Temat na weekend: uczeń dręczy ucznia
Szkoła pomimo starań nauczycieli i dyrekcji, nie zawsze jest w stanie zapewnić w pełni bezpieczeństwo uczniom. I nie chodzi tutaj o jakieś drobne, pojedyncze przepychanki, kłótnie, plotki czy obrażanie się. Niestety, coraz częściej zdarza się, że tego rodzaju wrogie zachowania przybierają na mocy, stając się permanentne a ich obiektem są uczniowie. Ci sami uczniowie.
Tak, jak nękanie pracownika przez szefa nazywa się mobbingiem, tak dręczenie jednego ucznia przez drugiego nazywa się bullyingiem. Można by powiedzieć że jest to jedno i to samo, ale nie możemy, gdyż między nimi są ogromne różnice. Owszem, mają wiele wspólnego, ale ofiary i sprawcy w obu zjawiskach różnią się od siebie, chociażby wiekiem czy statusem.
Typowy bullying to dręczenie ucznia przez ucznia. Oczywiście zdarza się, że to uczniowie terroryzują nauczyciela. Jednym z takich głośnych zdarzeń było m.in. zakładanie śmietnika na głowę nauczycielowi w jednej z toruńskich szkół budowlanych. Zdarza się też w drugą stronę – nauczyciele dręczą uczniów. Przypomina mi się tutaj sytuacja ze szkoły w Wilkowisku, gdzie nauczycielka zmuszała uczniów do karnych ćwiczeń i bicia się nawzajem po pośladkach za np. brak przygotowania do lekcji.
Przypadków kiedy uczeń dręczy ucznia jest wiele. Można podejrzewać, że o większości z nich nawet nie wiemy. Na jaw wychodzą zwykle te najbardziej brutalne i przerażające, niekiedy kończące się samobójstwem. Nawet dzisiaj słyszałem w radiu informację o tym, że uczniowie w lubelskim gimnazjum grozili koledze śmiercią i zaatakowali go nożem. Okazało się przy tym wszystkim, że nauczycielka wiedziała o zjawisku bullyingu. Napastnicy krzyczeli, że jeśli ich ofiara komuś się poskarży, to go dorwą i zabiją. Przestraszony 13-latek nie powiedział o napadzie nawet rodzicom. Aż nasuwa się pytanie: co tu się wyprawia?

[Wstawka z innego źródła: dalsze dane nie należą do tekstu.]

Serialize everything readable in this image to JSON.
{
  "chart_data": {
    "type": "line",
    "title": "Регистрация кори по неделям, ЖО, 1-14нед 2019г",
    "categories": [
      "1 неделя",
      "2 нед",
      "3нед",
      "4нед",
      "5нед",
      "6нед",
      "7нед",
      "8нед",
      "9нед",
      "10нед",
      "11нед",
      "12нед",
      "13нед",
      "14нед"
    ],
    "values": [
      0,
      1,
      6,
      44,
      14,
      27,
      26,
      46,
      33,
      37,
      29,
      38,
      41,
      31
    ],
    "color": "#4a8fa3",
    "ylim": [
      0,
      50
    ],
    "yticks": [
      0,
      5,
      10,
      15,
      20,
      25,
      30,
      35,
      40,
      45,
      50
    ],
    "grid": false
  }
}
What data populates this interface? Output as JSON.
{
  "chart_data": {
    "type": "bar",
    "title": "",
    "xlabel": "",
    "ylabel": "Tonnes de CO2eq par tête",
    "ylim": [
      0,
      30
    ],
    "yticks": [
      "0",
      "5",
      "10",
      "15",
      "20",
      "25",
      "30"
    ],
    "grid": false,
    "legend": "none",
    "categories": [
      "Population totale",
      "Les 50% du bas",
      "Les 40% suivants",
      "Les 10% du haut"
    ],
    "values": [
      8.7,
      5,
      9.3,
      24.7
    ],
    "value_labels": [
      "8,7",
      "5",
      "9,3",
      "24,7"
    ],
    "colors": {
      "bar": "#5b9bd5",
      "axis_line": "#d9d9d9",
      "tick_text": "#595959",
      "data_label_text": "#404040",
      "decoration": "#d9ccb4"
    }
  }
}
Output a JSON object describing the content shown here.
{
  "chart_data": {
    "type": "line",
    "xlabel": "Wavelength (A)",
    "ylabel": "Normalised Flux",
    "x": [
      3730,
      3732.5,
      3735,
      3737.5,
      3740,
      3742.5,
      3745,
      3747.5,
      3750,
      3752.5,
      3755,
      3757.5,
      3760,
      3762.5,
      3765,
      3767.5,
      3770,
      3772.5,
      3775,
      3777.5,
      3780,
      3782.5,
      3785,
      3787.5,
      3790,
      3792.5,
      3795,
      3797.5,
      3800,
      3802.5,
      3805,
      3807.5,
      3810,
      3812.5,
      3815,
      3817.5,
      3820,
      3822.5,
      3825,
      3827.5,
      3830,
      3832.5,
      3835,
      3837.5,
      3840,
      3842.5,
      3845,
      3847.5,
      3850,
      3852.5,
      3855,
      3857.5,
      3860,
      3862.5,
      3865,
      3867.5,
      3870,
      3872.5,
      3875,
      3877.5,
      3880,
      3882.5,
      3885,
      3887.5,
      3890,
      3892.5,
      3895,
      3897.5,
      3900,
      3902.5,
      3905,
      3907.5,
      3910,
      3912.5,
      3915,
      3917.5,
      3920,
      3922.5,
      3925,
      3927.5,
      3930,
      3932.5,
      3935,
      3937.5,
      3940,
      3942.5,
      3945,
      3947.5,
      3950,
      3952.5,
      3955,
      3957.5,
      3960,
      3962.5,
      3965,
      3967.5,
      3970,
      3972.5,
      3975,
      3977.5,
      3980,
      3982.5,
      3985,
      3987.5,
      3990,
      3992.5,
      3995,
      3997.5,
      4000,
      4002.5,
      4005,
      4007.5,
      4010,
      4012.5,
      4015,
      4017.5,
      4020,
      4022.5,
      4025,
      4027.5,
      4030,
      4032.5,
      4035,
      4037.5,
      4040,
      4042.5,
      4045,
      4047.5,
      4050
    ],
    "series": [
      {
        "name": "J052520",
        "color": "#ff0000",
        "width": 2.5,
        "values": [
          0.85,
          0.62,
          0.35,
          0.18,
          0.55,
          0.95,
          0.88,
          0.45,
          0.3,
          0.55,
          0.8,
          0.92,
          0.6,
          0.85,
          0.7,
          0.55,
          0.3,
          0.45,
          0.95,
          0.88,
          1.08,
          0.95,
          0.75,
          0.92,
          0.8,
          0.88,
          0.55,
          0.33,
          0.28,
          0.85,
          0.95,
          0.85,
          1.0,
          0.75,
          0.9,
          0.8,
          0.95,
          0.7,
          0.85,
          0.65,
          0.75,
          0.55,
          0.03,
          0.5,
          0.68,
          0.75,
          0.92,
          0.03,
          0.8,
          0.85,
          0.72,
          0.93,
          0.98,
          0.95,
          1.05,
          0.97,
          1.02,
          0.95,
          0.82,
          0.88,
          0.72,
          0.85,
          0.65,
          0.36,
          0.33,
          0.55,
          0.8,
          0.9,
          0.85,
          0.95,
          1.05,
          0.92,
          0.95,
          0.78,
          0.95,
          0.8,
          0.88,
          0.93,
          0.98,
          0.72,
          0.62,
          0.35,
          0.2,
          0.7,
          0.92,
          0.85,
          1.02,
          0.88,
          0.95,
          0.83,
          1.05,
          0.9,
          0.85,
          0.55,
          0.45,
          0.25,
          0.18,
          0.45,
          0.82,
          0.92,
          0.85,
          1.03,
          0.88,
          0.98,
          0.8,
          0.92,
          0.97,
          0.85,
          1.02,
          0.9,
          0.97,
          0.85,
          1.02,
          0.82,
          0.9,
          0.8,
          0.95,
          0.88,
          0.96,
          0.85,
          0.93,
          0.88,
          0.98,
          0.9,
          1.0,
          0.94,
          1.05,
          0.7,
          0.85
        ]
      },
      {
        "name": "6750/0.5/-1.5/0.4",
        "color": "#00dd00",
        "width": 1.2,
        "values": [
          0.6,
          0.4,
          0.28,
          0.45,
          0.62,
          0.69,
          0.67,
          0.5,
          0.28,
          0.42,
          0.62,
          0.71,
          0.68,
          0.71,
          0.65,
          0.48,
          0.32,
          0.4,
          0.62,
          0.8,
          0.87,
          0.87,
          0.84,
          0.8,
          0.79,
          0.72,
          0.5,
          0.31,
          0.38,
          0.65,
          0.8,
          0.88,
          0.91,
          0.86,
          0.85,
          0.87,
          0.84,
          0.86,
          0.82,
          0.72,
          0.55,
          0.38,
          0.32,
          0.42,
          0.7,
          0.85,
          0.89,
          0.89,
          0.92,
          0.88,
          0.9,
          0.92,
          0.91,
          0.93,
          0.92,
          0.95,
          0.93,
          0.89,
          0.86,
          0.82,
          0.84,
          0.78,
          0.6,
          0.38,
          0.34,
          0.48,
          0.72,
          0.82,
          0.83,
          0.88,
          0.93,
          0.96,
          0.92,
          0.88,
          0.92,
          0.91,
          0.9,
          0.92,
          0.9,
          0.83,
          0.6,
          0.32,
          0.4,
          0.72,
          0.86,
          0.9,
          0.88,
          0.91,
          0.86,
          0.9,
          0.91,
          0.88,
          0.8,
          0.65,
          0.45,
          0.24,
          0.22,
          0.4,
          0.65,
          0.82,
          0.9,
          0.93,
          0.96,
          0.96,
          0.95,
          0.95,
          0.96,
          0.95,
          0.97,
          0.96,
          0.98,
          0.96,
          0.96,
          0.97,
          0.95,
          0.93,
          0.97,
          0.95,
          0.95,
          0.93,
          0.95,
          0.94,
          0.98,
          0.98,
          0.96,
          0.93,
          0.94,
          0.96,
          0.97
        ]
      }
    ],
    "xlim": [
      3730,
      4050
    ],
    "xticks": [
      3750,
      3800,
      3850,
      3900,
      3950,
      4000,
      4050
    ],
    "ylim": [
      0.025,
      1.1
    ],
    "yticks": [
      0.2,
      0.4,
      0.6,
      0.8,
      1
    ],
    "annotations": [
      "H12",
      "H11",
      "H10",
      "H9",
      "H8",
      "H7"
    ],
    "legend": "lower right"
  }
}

Przede wszystkim należy pamiętać, że ofiarą dręczenia może być każde dziecko! Oczywiście są pewne cechy, które zwiększają prawdopodobieństwo takiego zdarzenia. Największym z nich jest „inność” danej osoby. Może to być kwestia narodowa, religijna, budowa fizyczna i osobowość. Owszem, nie ma dwóch identycznych osób na świecie, ale uczniowie potrafią tę „inność” wykorzystać jako pretekst do znęcania się.
Temat oczywiście jest rozległy, jednak chcemy zwrócić uwagę na to, że ten problem występuje, a najczęściej właśnie w gimnazjach. Zastanawialiście się czasem, czy Wasze dziecko nie jest ofiarą dręczenia przez innych uczniów? Pamiętajmy, że dzieci nie zawsze wszystko mówią, czując się często winnymi za to co się dzieje. Codzienny pośpiech i brak czasu dla dzieci z pewnością nie ułatwia dobrego kontaktu, jednak należy zadbać o to, aby dzieci mogły czuć się bezpieczne i bez obaw uczęszczać do szkoły.